Et pour ça, il y aura forcément des aménagements à faire dans les horaires. Québec aurait tout avantage à ne pas s’arrêter en si bon chemin. Pourquoi ne pas faire de la place pour répondre à d’autres demandes légitimes en la matière, comme celles en lien avec la formation continue ? Les enseignants disent avoir besoin de plus de temps, notamment pour suivre des formations adaptées à leurs besoins.

On ne peut surtout pas, non plus, passer à côté du défi posé par les élèves en difficulté, dont l’intégration dans les classes ordinaires des écoles publiques se fait trop souvent sans fournir suffisamment de services ou de ressources. Pensons-y : on rapporte désormais des cas de classes ordinaires où près d’un élève sur deux est jugé en handicap ou en difficulté d’adaptation ou d’apprentissage ! Une situation intenable dans les circonstances.
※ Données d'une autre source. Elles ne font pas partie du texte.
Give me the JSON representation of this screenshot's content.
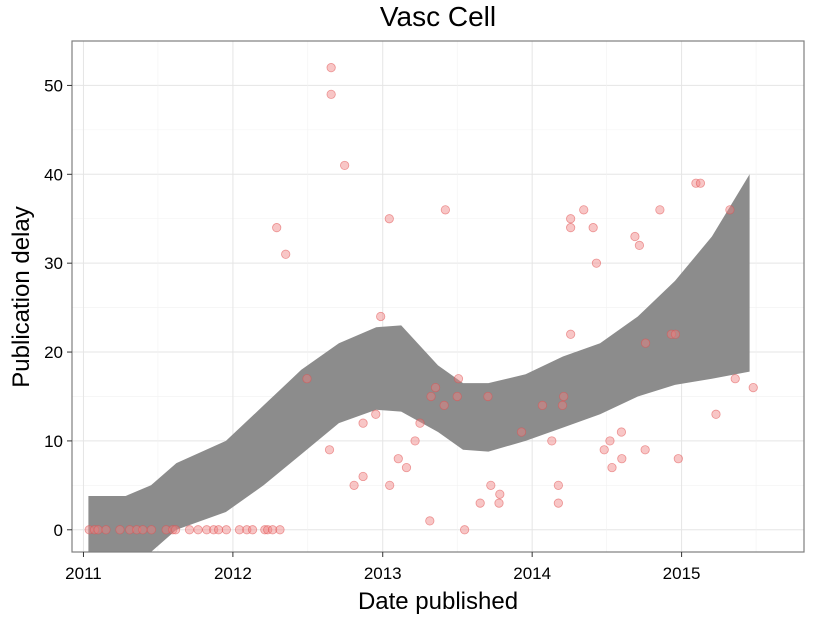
{
  "chart_data": {
    "type": "scatter",
    "title": "Vasc Cell",
    "xlabel": "Date published",
    "ylabel": "Publication delay",
    "x_ticks": [
      "2011",
      "2012",
      "2013",
      "2014",
      "2015"
    ],
    "y_ticks": [
      "0",
      "10",
      "20",
      "30",
      "40",
      "50"
    ],
    "xlim": [
      "2010-12-04",
      "2015-10-27"
    ],
    "ylim": [
      -2.5,
      55
    ],
    "grid": true,
    "point_color": "#f08080",
    "band_color": "#8c8c8c",
    "points": [
      {
        "x": "2011-01-15",
        "y": 0
      },
      {
        "x": "2011-01-28",
        "y": 0
      },
      {
        "x": "2011-02-06",
        "y": 0
      },
      {
        "x": "2011-02-25",
        "y": 0
      },
      {
        "x": "2011-03-31",
        "y": 0
      },
      {
        "x": "2011-04-24",
        "y": 0
      },
      {
        "x": "2011-05-11",
        "y": 0
      },
      {
        "x": "2011-05-26",
        "y": 0
      },
      {
        "x": "2011-06-16",
        "y": 0
      },
      {
        "x": "2011-07-22",
        "y": 0
      },
      {
        "x": "2011-08-07",
        "y": 0
      },
      {
        "x": "2011-08-14",
        "y": 0
      },
      {
        "x": "2011-09-17",
        "y": 0
      },
      {
        "x": "2011-10-08",
        "y": 0
      },
      {
        "x": "2011-10-29",
        "y": 0
      },
      {
        "x": "2011-11-15",
        "y": 0
      },
      {
        "x": "2011-11-27",
        "y": 0
      },
      {
        "x": "2011-12-16",
        "y": 0
      },
      {
        "x": "2012-01-17",
        "y": 0
      },
      {
        "x": "2012-02-04",
        "y": 0
      },
      {
        "x": "2012-02-18",
        "y": 0
      },
      {
        "x": "2012-03-19",
        "y": 0
      },
      {
        "x": "2012-03-26",
        "y": 0
      },
      {
        "x": "2012-04-07",
        "y": 0
      },
      {
        "x": "2012-04-25",
        "y": 0
      },
      {
        "x": "2012-04-17",
        "y": 34
      },
      {
        "x": "2012-05-09",
        "y": 31
      },
      {
        "x": "2012-06-30",
        "y": 17
      },
      {
        "x": "2012-08-28",
        "y": 52
      },
      {
        "x": "2012-08-28",
        "y": 49
      },
      {
        "x": "2012-09-30",
        "y": 41
      },
      {
        "x": "2012-08-24",
        "y": 9
      },
      {
        "x": "2012-10-23",
        "y": 5
      },
      {
        "x": "2012-11-14",
        "y": 6
      },
      {
        "x": "2012-11-14",
        "y": 12
      },
      {
        "x": "2012-12-15",
        "y": 13
      },
      {
        "x": "2012-12-27",
        "y": 24
      },
      {
        "x": "2013-01-17",
        "y": 35
      },
      {
        "x": "2013-01-18",
        "y": 5
      },
      {
        "x": "2013-02-08",
        "y": 8
      },
      {
        "x": "2013-02-28",
        "y": 7
      },
      {
        "x": "2013-03-21",
        "y": 10
      },
      {
        "x": "2013-04-02",
        "y": 12
      },
      {
        "x": "2013-04-29",
        "y": 15
      },
      {
        "x": "2013-04-26",
        "y": 1
      },
      {
        "x": "2013-05-10",
        "y": 16
      },
      {
        "x": "2013-05-31",
        "y": 14
      },
      {
        "x": "2013-06-03",
        "y": 36
      },
      {
        "x": "2013-07-02",
        "y": 15
      },
      {
        "x": "2013-07-05",
        "y": 17
      },
      {
        "x": "2013-07-20",
        "y": 0
      },
      {
        "x": "2013-08-27",
        "y": 3
      },
      {
        "x": "2013-09-15",
        "y": 15
      },
      {
        "x": "2013-09-22",
        "y": 5
      },
      {
        "x": "2013-10-14",
        "y": 4
      },
      {
        "x": "2013-10-12",
        "y": 3
      },
      {
        "x": "2013-12-06",
        "y": 11
      },
      {
        "x": "2014-01-26",
        "y": 14
      },
      {
        "x": "2014-02-18",
        "y": 10
      },
      {
        "x": "2014-03-06",
        "y": 5
      },
      {
        "x": "2014-03-06",
        "y": 3
      },
      {
        "x": "2014-03-16",
        "y": 14
      },
      {
        "x": "2014-03-19",
        "y": 15
      },
      {
        "x": "2014-04-05",
        "y": 35
      },
      {
        "x": "2014-04-05",
        "y": 34
      },
      {
        "x": "2014-04-05",
        "y": 22
      },
      {
        "x": "2014-05-07",
        "y": 36
      },
      {
        "x": "2014-05-30",
        "y": 34
      },
      {
        "x": "2014-06-07",
        "y": 30
      },
      {
        "x": "2014-06-26",
        "y": 9
      },
      {
        "x": "2014-07-10",
        "y": 10
      },
      {
        "x": "2014-07-15",
        "y": 7
      },
      {
        "x": "2014-08-07",
        "y": 11
      },
      {
        "x": "2014-08-08",
        "y": 8
      },
      {
        "x": "2014-09-09",
        "y": 33
      },
      {
        "x": "2014-09-20",
        "y": 32
      },
      {
        "x": "2014-10-05",
        "y": 21
      },
      {
        "x": "2014-10-04",
        "y": 9
      },
      {
        "x": "2014-11-09",
        "y": 36
      },
      {
        "x": "2014-12-07",
        "y": 22
      },
      {
        "x": "2014-12-17",
        "y": 22
      },
      {
        "x": "2014-12-24",
        "y": 8
      },
      {
        "x": "2015-02-05",
        "y": 39
      },
      {
        "x": "2015-02-16",
        "y": 39
      },
      {
        "x": "2015-03-26",
        "y": 13
      },
      {
        "x": "2015-04-29",
        "y": 36
      },
      {
        "x": "2015-05-12",
        "y": 17
      },
      {
        "x": "2015-06-25",
        "y": 16
      }
    ],
    "smooth_band": [
      {
        "x": "2011-01-13",
        "lower": -2.5,
        "upper": 3.8
      },
      {
        "x": "2011-04-14",
        "lower": -2.5,
        "upper": 3.8
      },
      {
        "x": "2011-06-15",
        "lower": -2.5,
        "upper": 5
      },
      {
        "x": "2011-08-16",
        "lower": 0,
        "upper": 7.5
      },
      {
        "x": "2011-12-15",
        "lower": 2,
        "upper": 10
      },
      {
        "x": "2012-03-16",
        "lower": 5,
        "upper": 14
      },
      {
        "x": "2012-06-16",
        "lower": 8.5,
        "upper": 18
      },
      {
        "x": "2012-09-16",
        "lower": 12,
        "upper": 21
      },
      {
        "x": "2012-12-16",
        "lower": 13.5,
        "upper": 22.8
      },
      {
        "x": "2013-02-15",
        "lower": 13.3,
        "upper": 23
      },
      {
        "x": "2013-05-16",
        "lower": 11,
        "upper": 18.5
      },
      {
        "x": "2013-07-16",
        "lower": 9,
        "upper": 16.5
      },
      {
        "x": "2013-09-16",
        "lower": 8.8,
        "upper": 16.5
      },
      {
        "x": "2013-12-16",
        "lower": 10,
        "upper": 17.5
      },
      {
        "x": "2014-03-17",
        "lower": 11.5,
        "upper": 19.5
      },
      {
        "x": "2014-06-16",
        "lower": 13,
        "upper": 21
      },
      {
        "x": "2014-09-16",
        "lower": 15,
        "upper": 24
      },
      {
        "x": "2014-12-16",
        "lower": 16.3,
        "upper": 28
      },
      {
        "x": "2015-03-16",
        "lower": 17,
        "upper": 33
      },
      {
        "x": "2015-06-16",
        "lower": 17.8,
        "upper": 40
      }
    ]
  }
}
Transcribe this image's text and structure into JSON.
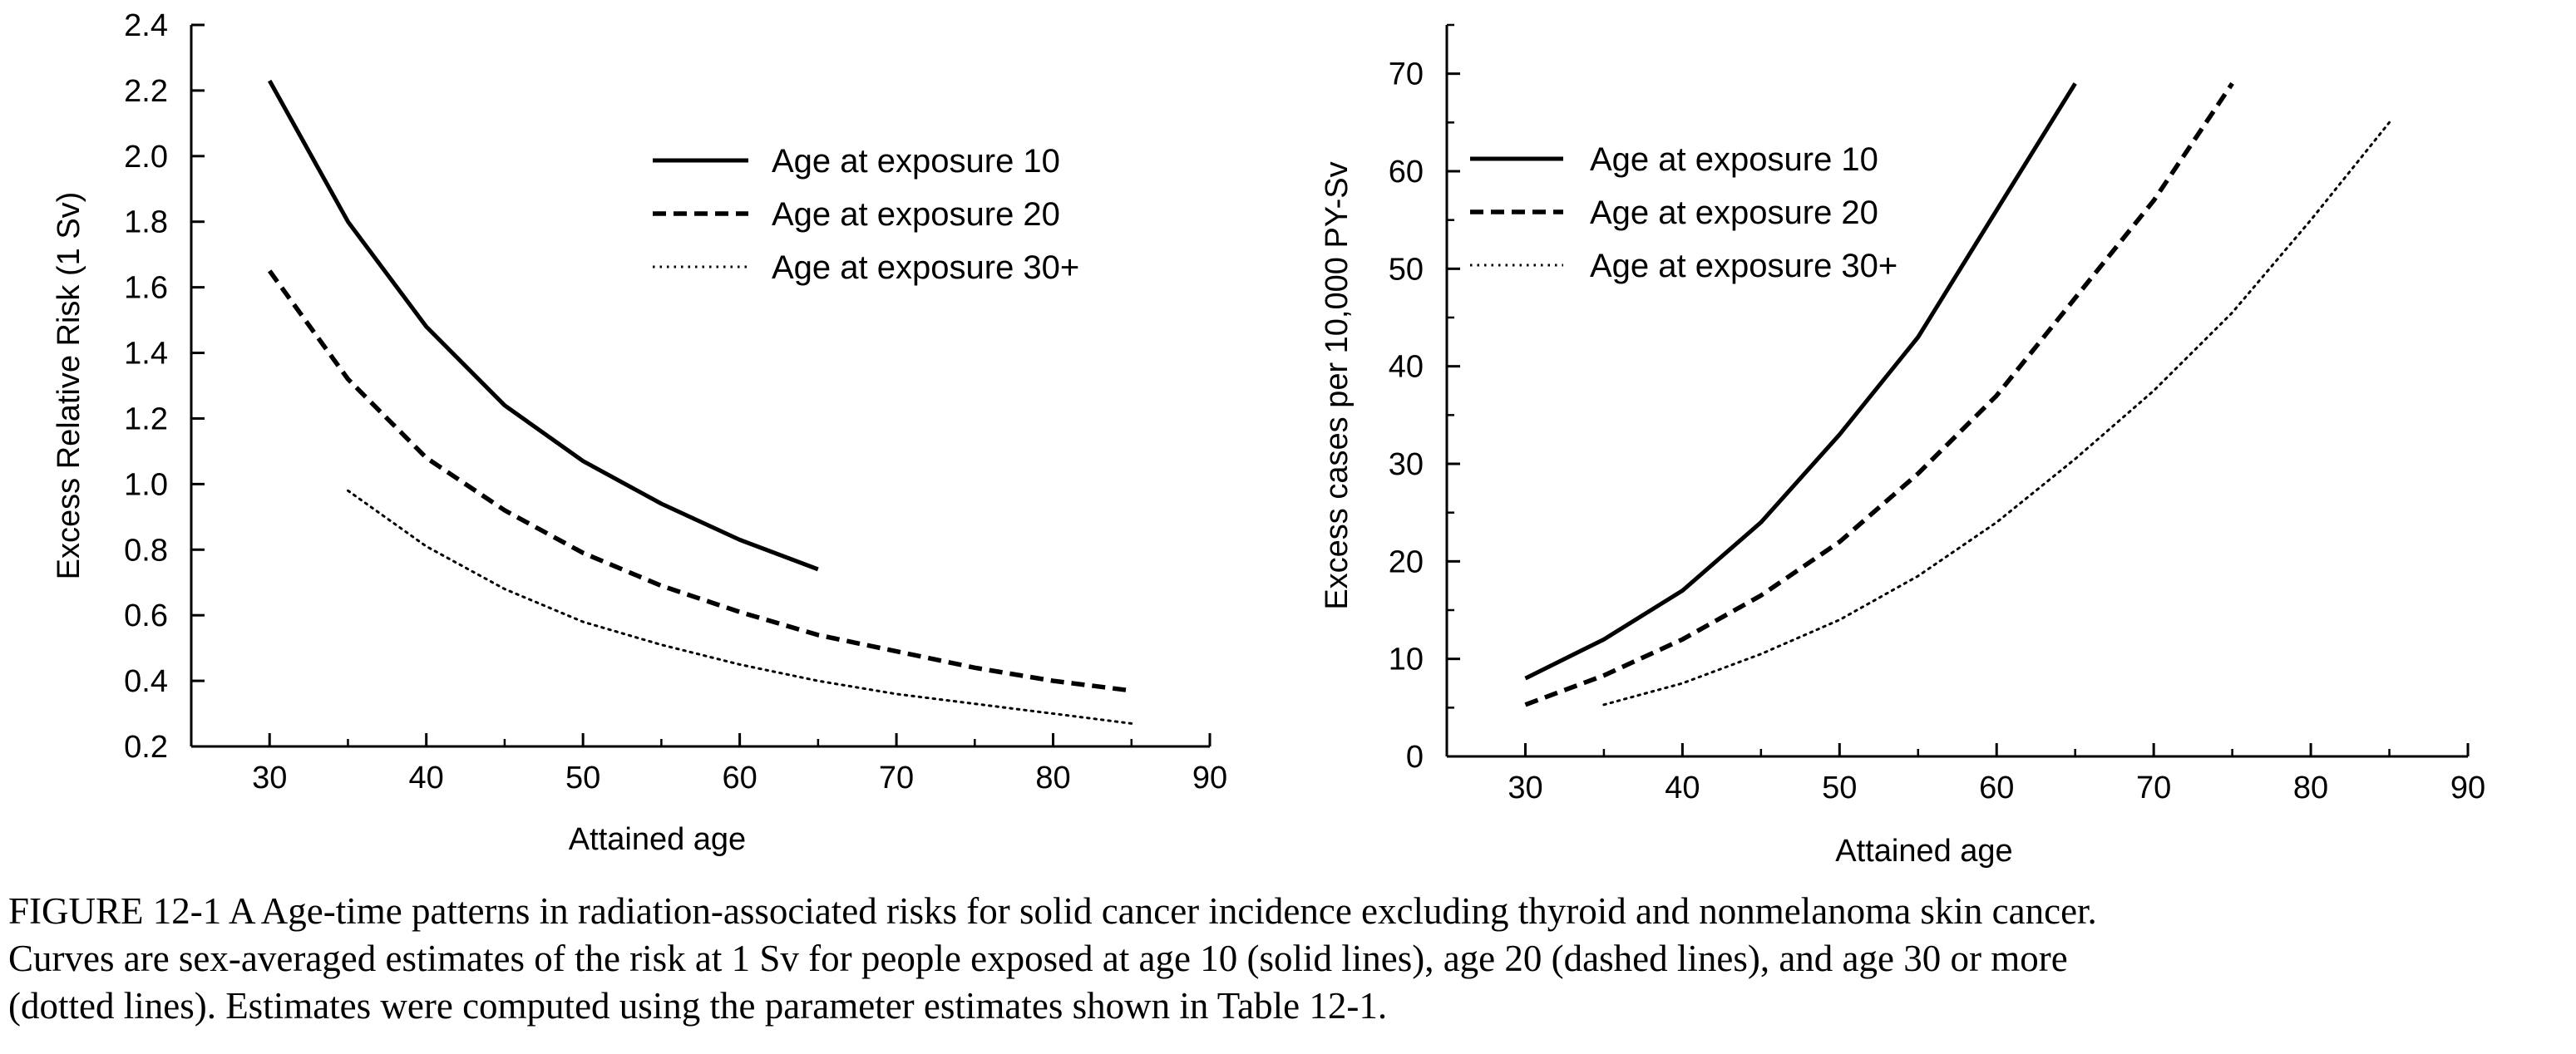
{
  "chart_data": [
    {
      "type": "line",
      "xlabel": "Attained age",
      "ylabel": "Excess Relative Risk (1 Sv)",
      "xlim": [
        25,
        90
      ],
      "ylim": [
        0.2,
        2.4
      ],
      "xticks": [
        "30",
        "40",
        "50",
        "60",
        "70",
        "80",
        "90"
      ],
      "yticks": [
        "0.2",
        "0.4",
        "0.6",
        "0.8",
        "1.0",
        "1.2",
        "1.4",
        "1.6",
        "1.8",
        "2.0",
        "2.2",
        "2.4"
      ],
      "legend_position": "top-right",
      "series": [
        {
          "name": "Age at exposure 10",
          "style": "solid",
          "x": [
            30,
            35,
            40,
            45,
            50,
            55,
            60,
            65
          ],
          "y": [
            2.23,
            1.8,
            1.48,
            1.24,
            1.07,
            0.94,
            0.83,
            0.74
          ]
        },
        {
          "name": "Age at exposure 20",
          "style": "dashed",
          "x": [
            30,
            35,
            40,
            45,
            50,
            55,
            60,
            65,
            70,
            75,
            80,
            85
          ],
          "y": [
            1.65,
            1.32,
            1.08,
            0.92,
            0.79,
            0.69,
            0.61,
            0.54,
            0.49,
            0.44,
            0.4,
            0.37
          ]
        },
        {
          "name": "Age at exposure 30+",
          "style": "dotted",
          "x": [
            35,
            40,
            45,
            50,
            55,
            60,
            65,
            70,
            75,
            80,
            85
          ],
          "y": [
            0.98,
            0.81,
            0.68,
            0.58,
            0.51,
            0.45,
            0.4,
            0.36,
            0.33,
            0.3,
            0.27
          ]
        }
      ]
    },
    {
      "type": "line",
      "xlabel": "Attained age",
      "ylabel": "Excess cases per 10,000 PY-Sv",
      "xlim": [
        25,
        90
      ],
      "ylim": [
        0,
        75
      ],
      "xticks": [
        "30",
        "40",
        "50",
        "60",
        "70",
        "80",
        "90"
      ],
      "yticks": [
        "0",
        "10",
        "20",
        "30",
        "40",
        "50",
        "60",
        "70"
      ],
      "legend_position": "top-left",
      "series": [
        {
          "name": "Age at exposure 10",
          "style": "solid",
          "x": [
            30,
            35,
            40,
            45,
            50,
            55,
            60,
            65
          ],
          "y": [
            8,
            12,
            17,
            24,
            33,
            43,
            56,
            69
          ]
        },
        {
          "name": "Age at exposure 20",
          "style": "dashed",
          "x": [
            30,
            35,
            40,
            45,
            50,
            55,
            60,
            65,
            70,
            75
          ],
          "y": [
            5.3,
            8.3,
            12,
            16.5,
            22,
            29,
            37,
            47,
            57,
            69
          ]
        },
        {
          "name": "Age at exposure 30+",
          "style": "dotted",
          "x": [
            35,
            40,
            45,
            50,
            55,
            60,
            65,
            70,
            75,
            80,
            85
          ],
          "y": [
            5.3,
            7.5,
            10.5,
            14,
            18.5,
            24,
            30.5,
            37.5,
            45.5,
            55,
            65
          ]
        }
      ]
    }
  ],
  "caption": {
    "line1": "FIGURE 12-1 A   Age-time patterns in radiation-associated risks for solid cancer incidence excluding thyroid and nonmelanoma skin cancer.",
    "line2": "Curves are sex-averaged estimates of the risk at 1 Sv for people exposed at age 10 (solid lines), age 20 (dashed lines), and age 30 or more",
    "line3": "(dotted lines). Estimates were computed using the parameter estimates shown in Table 12-1."
  }
}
Par ailleurs, qui dit valorisation dit aussi autonomie. Les enseignants ont l’impression d’avoir régressé sur ce plan. C’est une revendication fréquente : cette impression tenace qu’on les considère comme de simples exécutants en irrite plus d’un. Entre autres pour ce qui est du choix des approches pédagogiques ou des instruments d’évaluation.
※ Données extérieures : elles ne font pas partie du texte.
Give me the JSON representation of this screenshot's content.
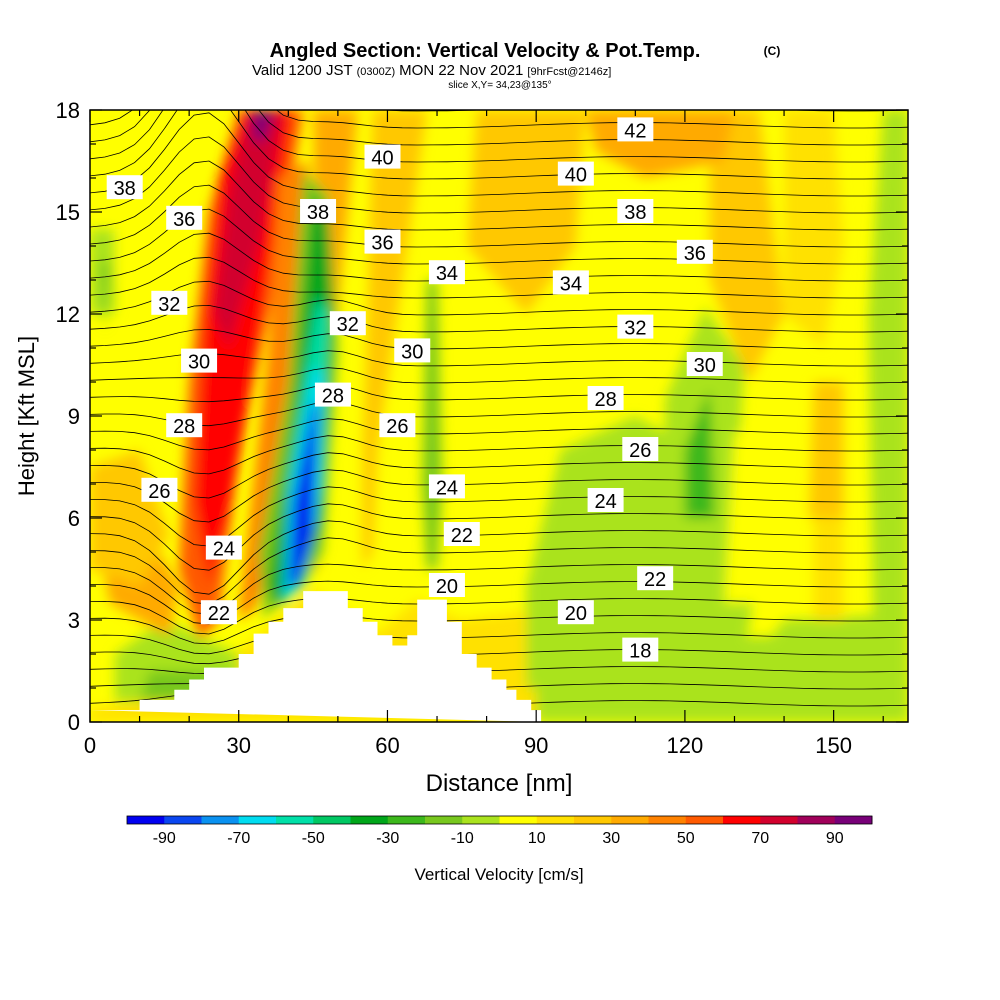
{
  "header": {
    "title": "Angled Section: Vertical Velocity & Pot.Temp.",
    "copyright": "(C)",
    "valid_prefix": "Valid 1200 JST",
    "valid_utc": "(0300Z)",
    "valid_date": "MON 22 Nov 2021",
    "forecast": "[9hrFcst@2146z]",
    "slice": "slice X,Y= 34,23@135°"
  },
  "chart_data": {
    "type": "heatmap",
    "xlabel": "Distance [nm]",
    "ylabel": "Height [Kft MSL]",
    "xlim": [
      0,
      165
    ],
    "ylim": [
      0,
      18
    ],
    "x_ticks": [
      0,
      30,
      60,
      90,
      120,
      150
    ],
    "y_ticks": [
      0,
      3,
      6,
      9,
      12,
      15,
      18
    ],
    "colorbar": {
      "label": "Vertical Velocity [cm/s]",
      "tick_labels": [
        -90,
        -70,
        -50,
        -30,
        -10,
        10,
        30,
        50,
        70,
        90
      ],
      "min": -100,
      "max": 100,
      "step": 10,
      "colors": [
        "#0000f0",
        "#0a46f0",
        "#0a91f0",
        "#00dcf0",
        "#00e0a8",
        "#00c863",
        "#00a61a",
        "#3cb81c",
        "#78c81e",
        "#aae31e",
        "#ffff00",
        "#ffe100",
        "#ffc800",
        "#ffaa00",
        "#ff8200",
        "#ff5a00",
        "#ff0000",
        "#d2002d",
        "#a0005a",
        "#780078"
      ]
    },
    "contour_labels": [
      {
        "value": "42",
        "x": 110,
        "y": 17.4
      },
      {
        "value": "38",
        "x": 7,
        "y": 15.7
      },
      {
        "value": "40",
        "x": 59,
        "y": 16.6
      },
      {
        "value": "40",
        "x": 98,
        "y": 16.1
      },
      {
        "value": "36",
        "x": 19,
        "y": 14.8
      },
      {
        "value": "38",
        "x": 46,
        "y": 15.0
      },
      {
        "value": "38",
        "x": 110,
        "y": 15.0
      },
      {
        "value": "36",
        "x": 59,
        "y": 14.1
      },
      {
        "value": "36",
        "x": 122,
        "y": 13.8
      },
      {
        "value": "34",
        "x": 72,
        "y": 13.2
      },
      {
        "value": "34",
        "x": 97,
        "y": 12.9
      },
      {
        "value": "32",
        "x": 16,
        "y": 12.3
      },
      {
        "value": "32",
        "x": 52,
        "y": 11.7
      },
      {
        "value": "32",
        "x": 110,
        "y": 11.6
      },
      {
        "value": "30",
        "x": 22,
        "y": 10.6
      },
      {
        "value": "30",
        "x": 65,
        "y": 10.9
      },
      {
        "value": "30",
        "x": 124,
        "y": 10.5
      },
      {
        "value": "28",
        "x": 49,
        "y": 9.6
      },
      {
        "value": "28",
        "x": 19,
        "y": 8.7
      },
      {
        "value": "28",
        "x": 104,
        "y": 9.5
      },
      {
        "value": "26",
        "x": 62,
        "y": 8.7
      },
      {
        "value": "26",
        "x": 111,
        "y": 8.0
      },
      {
        "value": "26",
        "x": 14,
        "y": 6.8
      },
      {
        "value": "24",
        "x": 72,
        "y": 6.9
      },
      {
        "value": "24",
        "x": 104,
        "y": 6.5
      },
      {
        "value": "24",
        "x": 27,
        "y": 5.1
      },
      {
        "value": "22",
        "x": 75,
        "y": 5.5
      },
      {
        "value": "22",
        "x": 114,
        "y": 4.2
      },
      {
        "value": "22",
        "x": 26,
        "y": 3.2
      },
      {
        "value": "20",
        "x": 72,
        "y": 4.0
      },
      {
        "value": "20",
        "x": 98,
        "y": 3.2
      },
      {
        "value": "18",
        "x": 111,
        "y": 2.1
      }
    ],
    "terrain": [
      [
        0,
        0.35
      ],
      [
        10,
        0.35
      ],
      [
        10,
        0.65
      ],
      [
        17,
        0.65
      ],
      [
        17,
        0.95
      ],
      [
        20,
        0.95
      ],
      [
        20,
        1.25
      ],
      [
        23,
        1.25
      ],
      [
        23,
        1.6
      ],
      [
        30,
        1.6
      ],
      [
        30,
        2.0
      ],
      [
        33,
        2.0
      ],
      [
        33,
        2.6
      ],
      [
        36,
        2.6
      ],
      [
        36,
        2.95
      ],
      [
        39,
        2.95
      ],
      [
        39,
        3.35
      ],
      [
        43,
        3.35
      ],
      [
        43,
        3.85
      ],
      [
        52,
        3.85
      ],
      [
        52,
        3.35
      ],
      [
        55,
        3.35
      ],
      [
        55,
        2.95
      ],
      [
        58,
        2.95
      ],
      [
        58,
        2.55
      ],
      [
        61,
        2.55
      ],
      [
        61,
        2.25
      ],
      [
        64,
        2.25
      ],
      [
        64,
        2.55
      ],
      [
        66,
        2.55
      ],
      [
        66,
        3.6
      ],
      [
        72,
        3.6
      ],
      [
        72,
        2.95
      ],
      [
        75,
        2.95
      ],
      [
        75,
        2.0
      ],
      [
        78,
        2.0
      ],
      [
        78,
        1.6
      ],
      [
        81,
        1.6
      ],
      [
        81,
        1.25
      ],
      [
        84,
        1.25
      ],
      [
        84,
        0.95
      ],
      [
        86,
        0.95
      ],
      [
        86,
        0.65
      ],
      [
        89,
        0.65
      ],
      [
        89,
        0.35
      ],
      [
        91,
        0.35
      ],
      [
        91,
        0
      ]
    ]
  }
}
Enfin, Québec aurait tout avantage à se pencher sur le problème de la précarité pour certains enseignants, qui, inexplicablement, demeure un enjeu en cette ère de pénurie.

Ça peut sembler beaucoup tant cette liste est longue. Mais en fait, considérant ce qui est en jeu, c’est bien peu.

Car régler ces problèmes dans le but d’en finir avec la dévalorisation a le potentiel d’avoir un impact majeur. De provoquer une réaction en chaîne qui aura des conséquences positives tant sur l’attractivité de la profession que sur la qualité de l’enseignement et, du coup, sur la réussite des élèves.

Vu sous cet angle, si c’est « au tour » des enseignants, c’est aussi « au tour » des élèves et, par conséquent, du Québec au grand complet.